Лента жизни. Том 2 - страница 55



Он впервые сказал «ты», и Олег это заметил. «Давно бы так…»

– Здешние камешки знаменитые, – вослед «куриному счастью» Витюня указал на горсть мелких разноцветных камешков, рассыпанных на разостланной рубахе. Среди черно-белого галечного гороха красовались нежно-розовые, синеватые с белыми прожилками, тепло-красные, травянисто-зеленые и желтовато-палевые камешки. В глазах зарябило от пестроты калейдоскопической композиции.

– Вы знаете, у Регистана есть книжка стихов. Так и называется – «Камешки из Коктебеля».

– Это тот, что гимн написал?

– Нет, гимн написал Габриэль Регистан вместе с Михалковым. Гарольд – его сын… Он здесь иногда отдыхает на волошинской даче.

Витюня затуманил глаза и нараспев, как истый вития, не прочитал, а пропел с завываниями:


Синий, синий вечер.

Бледный лунный свет.

Худенькие плечи.

Восемнадцать лет.

Слезы на ресницах.

Ждет меня в саду…

Мне уже за тридцать,

Лучше не пойду.


– А тебе сколько? – поинтересовался Олег.

– Чего? – не понял чтец, все еще находящийся в трансе от мармеладных строк. Потом очнулся. Мне… как раз за тридцать… немного…

Спрашивать больше сказанного – неприлично. Пошевеливая собранные Витюней камешки, Олег поинтересовался:

– Неужели красотища просто так валяется под ногами?

– Раньше здешний берег усыпан был разноцветными камешками, в глазах рябило.

– Что-то не рябит…

– Курортники развезли по всей стране: каждый набирал мешочек на память. Мода такая была.

– Широка страна моя родная!.. – пропел Олег на мотив, так любимый негром Полем Робсоном.

Здесь, у морского залива, в бухточке, окруженной скалами, пространство ощущалось иначе – скорее умозрительно, чем физически. Степняку или таежнику Причерноморье видится по-особому. Взгорбленное низкорослыми, но все же – горами, оно словно сторожит взгляд, не позволяя ему устремляться к постоянно прячущейся изломанной линии горизонта. Отсюда – ощущение тайны: а что же там, за новым нагромождением скал, зарослями пирамидальных тополей, пиний, за куполом зеленовато-бирюзового моря? И люди, живущие у моря, воспринимались Олегом иначе. К примеру, этот вот Витюня… Лежит белой рыбицей, усыхает под солнцем, и загар к нему не пристает. Рыжий он, что ли, был, пока не облысел?

– Послушай, Виктор Борисович, – глядя в высокое небо на перистые облака, молвил, окая на старинный манер, величаво, будто бы по-княжески, Олег, – у тебя есть друзья?

Иванов вздохнул.

– Понятно… Можешь не продолжать… Дыши глубже…

– Нет, почему же… – пискнул, словно оправдываясь, знаток Киммерии. – Я у мамы один. Мы вдвоем живем… Отец в войну погиб… Ты же видишь, и мне досталось, – он указал на шрам. – Нашли с мальчишками гранату, сунули в костер, а далеко не попрятались. Любопытно было, как она бабахнет… Вот она и ахнула – по ногам да по рукам, кому куда повезло… Крым и сейчас нашпигован старым оружием, стоит лишь поискать…

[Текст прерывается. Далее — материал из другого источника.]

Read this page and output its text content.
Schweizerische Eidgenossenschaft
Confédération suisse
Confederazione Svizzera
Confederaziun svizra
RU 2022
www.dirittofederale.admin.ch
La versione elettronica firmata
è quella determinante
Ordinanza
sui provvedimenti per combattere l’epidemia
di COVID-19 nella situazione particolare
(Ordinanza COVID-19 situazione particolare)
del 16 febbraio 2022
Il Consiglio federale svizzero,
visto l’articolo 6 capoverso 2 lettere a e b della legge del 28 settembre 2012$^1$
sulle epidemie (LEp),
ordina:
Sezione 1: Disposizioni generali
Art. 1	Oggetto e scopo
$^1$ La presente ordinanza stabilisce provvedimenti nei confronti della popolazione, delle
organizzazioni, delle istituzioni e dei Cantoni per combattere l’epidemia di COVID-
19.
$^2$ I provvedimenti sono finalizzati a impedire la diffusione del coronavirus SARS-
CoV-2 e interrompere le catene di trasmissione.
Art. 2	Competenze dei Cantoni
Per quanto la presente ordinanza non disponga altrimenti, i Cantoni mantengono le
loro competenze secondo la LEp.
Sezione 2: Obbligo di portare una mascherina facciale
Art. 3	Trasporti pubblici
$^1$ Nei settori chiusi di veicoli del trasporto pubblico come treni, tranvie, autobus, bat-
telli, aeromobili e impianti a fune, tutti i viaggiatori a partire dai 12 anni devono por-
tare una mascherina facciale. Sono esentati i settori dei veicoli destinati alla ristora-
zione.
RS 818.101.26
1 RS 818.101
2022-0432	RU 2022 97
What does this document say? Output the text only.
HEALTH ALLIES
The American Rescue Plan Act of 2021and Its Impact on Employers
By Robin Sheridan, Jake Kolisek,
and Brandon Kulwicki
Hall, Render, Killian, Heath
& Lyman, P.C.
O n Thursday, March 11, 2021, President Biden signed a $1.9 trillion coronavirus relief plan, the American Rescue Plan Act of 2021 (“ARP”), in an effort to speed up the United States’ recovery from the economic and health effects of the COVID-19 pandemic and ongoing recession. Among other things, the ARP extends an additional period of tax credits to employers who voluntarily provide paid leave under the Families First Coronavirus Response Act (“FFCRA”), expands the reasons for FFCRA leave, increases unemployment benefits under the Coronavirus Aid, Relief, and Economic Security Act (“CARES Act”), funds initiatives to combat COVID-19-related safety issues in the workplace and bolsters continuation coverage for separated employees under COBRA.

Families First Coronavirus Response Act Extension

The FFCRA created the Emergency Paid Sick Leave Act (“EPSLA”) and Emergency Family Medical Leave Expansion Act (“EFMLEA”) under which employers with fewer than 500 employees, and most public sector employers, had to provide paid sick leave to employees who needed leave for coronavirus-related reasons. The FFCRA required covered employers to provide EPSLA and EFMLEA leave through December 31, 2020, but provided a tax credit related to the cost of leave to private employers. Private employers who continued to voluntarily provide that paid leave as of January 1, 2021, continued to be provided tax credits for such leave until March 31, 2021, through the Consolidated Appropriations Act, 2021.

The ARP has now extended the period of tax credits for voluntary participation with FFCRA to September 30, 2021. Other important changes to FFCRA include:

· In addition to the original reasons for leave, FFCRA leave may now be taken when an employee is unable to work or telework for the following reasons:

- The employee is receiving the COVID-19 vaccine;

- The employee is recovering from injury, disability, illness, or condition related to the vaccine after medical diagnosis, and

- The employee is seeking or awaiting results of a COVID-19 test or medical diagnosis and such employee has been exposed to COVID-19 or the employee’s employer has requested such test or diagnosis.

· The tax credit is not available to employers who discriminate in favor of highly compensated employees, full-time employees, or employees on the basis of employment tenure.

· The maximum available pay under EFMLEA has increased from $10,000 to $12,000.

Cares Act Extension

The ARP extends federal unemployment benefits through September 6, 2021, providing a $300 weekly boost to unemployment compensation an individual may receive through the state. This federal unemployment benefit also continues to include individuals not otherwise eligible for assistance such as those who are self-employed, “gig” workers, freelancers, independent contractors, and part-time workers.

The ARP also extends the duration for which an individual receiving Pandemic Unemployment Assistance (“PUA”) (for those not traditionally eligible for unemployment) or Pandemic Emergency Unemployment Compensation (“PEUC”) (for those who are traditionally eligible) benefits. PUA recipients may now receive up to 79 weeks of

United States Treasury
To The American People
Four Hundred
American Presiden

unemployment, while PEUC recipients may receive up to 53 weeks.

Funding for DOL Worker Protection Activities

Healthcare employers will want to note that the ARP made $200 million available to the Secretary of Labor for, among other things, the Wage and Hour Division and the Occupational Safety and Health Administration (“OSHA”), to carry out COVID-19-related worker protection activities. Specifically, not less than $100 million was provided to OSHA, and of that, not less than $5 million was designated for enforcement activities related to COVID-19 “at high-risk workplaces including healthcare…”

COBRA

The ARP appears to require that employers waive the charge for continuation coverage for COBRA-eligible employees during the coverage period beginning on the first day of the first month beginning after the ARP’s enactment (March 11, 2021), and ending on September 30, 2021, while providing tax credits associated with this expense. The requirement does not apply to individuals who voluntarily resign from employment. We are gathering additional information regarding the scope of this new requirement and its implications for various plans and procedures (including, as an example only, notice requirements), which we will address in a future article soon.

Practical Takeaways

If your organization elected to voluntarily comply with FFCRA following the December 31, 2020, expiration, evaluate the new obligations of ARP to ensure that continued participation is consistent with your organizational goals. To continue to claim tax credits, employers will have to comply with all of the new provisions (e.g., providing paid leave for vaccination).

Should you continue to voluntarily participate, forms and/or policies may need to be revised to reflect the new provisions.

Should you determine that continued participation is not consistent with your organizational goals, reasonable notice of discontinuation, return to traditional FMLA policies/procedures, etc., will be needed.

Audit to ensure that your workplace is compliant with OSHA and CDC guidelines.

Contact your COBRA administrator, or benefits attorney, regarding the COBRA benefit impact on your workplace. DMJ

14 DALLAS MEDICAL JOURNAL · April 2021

– И все-таки странно… Я думал, ты бухгалтер.

– Это тоже война помогла. Немцы побросали много техники, ну там «опели», «бэ-эмвушки» разные. Разбирай не хочу! Напрактиковался…

Ну ладно, Крым, здесь грохотала война, подумалось Олегу. Но ведь и в его степной амурской деревеньке, в глубочайшем тылу, были мальчишки, изуродованные страшными «игрушками» в виде неразорвавшихся гранат и мин, в избытке валявшихся на полигонах, которые толком никто не охранял. Грабастающие ручищи Молоха истребления выбирают самые нежные тела, самое вкусное мясо, самую сладкую кровь… Вот и Витюню пригладила эта лапа с выпущенными когтями. А душу все же не тронула, не добралась до сердцевины человеческой. Это надо же, сколько в нем внимательности к заезжему дальневосточнику! Родных людей порой встречают холоднее.